Bouclette se cale contre son siège et se tourne vers moi. Je sens son regard avant même qu’elle n’ouvre la bouche.
— Et toi ? Yuna, c’est ça ? Pourquoi tu vas à Paris ?
Gros silence. Voilà, on y est. Je ne peux pas ouvrir la portière et sauter. De toute façon, ma bouche est une traîtresse. Avant même de réaliser, je m’entends dire :
— Aussi pour une histoire de liste.
Ma bouche est pâteuse, ma voix enrouée. Je me racle la gorge. Même si je n’ai pas l’intention de rajouter quoi que ce soit.
— C’est dingue, s’exclame Ariel. J’ai 23 ans et je n’ai jamais fait de liste. Comment t’est venue ton idée de liste, à toi ? De quoi elle est faite ? Tu as une date limite ? Combien de choses tu as à cocher ? Combien il t’en reste ?
— Hého, du calme Ariel, laisse la p’tiote tranquille, enfin ! C’est pas comme ça que j’t’ai éduquée ! Mais où sont passés tous les bons principes que je t’ai inculqués, hein ? La curiosité est un vilain défaut.
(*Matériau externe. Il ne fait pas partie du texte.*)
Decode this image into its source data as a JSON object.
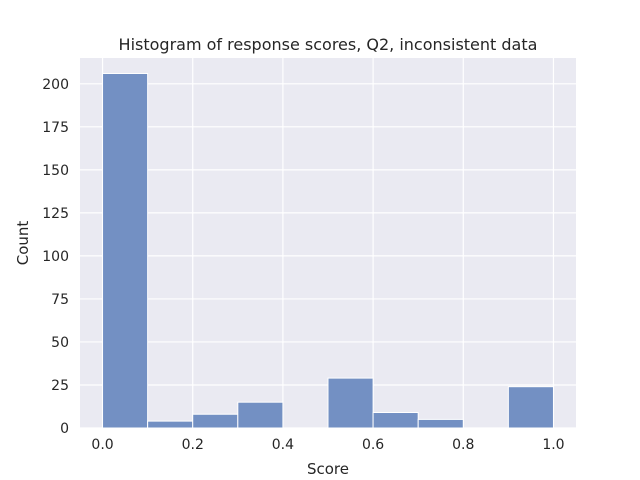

Bouclette souffle. Moi, c’est mon cœur qui soupire. Ma voisine vient d’ouvrir ma boîte à souvenirs. Ça crisse, ça résiste, ça fait mal.
— Hé, psssttt, le lapin !
Je sais que c’est à moi que l’autre cruche s’adresse, mais je l’ignore. Ou du moins, j’essaie.
— Lapinou, houhou !
Elle prend sa voix suave pour enrober sa moquerie. Comme les chocolats avec de l’alcool dedans. On les reconnaît tout de suite, ce sont les seuls qui ont un emballage doré dans la boîte. C’est comme si c’était écrit en gros « attention, dégueu » ! Pour Margot, c’est pareil. Joli emballage mais infecte à l’intérieur.
— Yuna, ho ! T’es sourde ou quoi ?!
Même si Madame Péluchon, alias Polochon – en référence au poisson jaune de la Petite Sirène – est en train d’écrire au tableau, Margot est franchement pas discrète. Je me retourne et la toise.
— Tu devrais crier plus fort, je suis pas sûre que Polochon t’ait entendue !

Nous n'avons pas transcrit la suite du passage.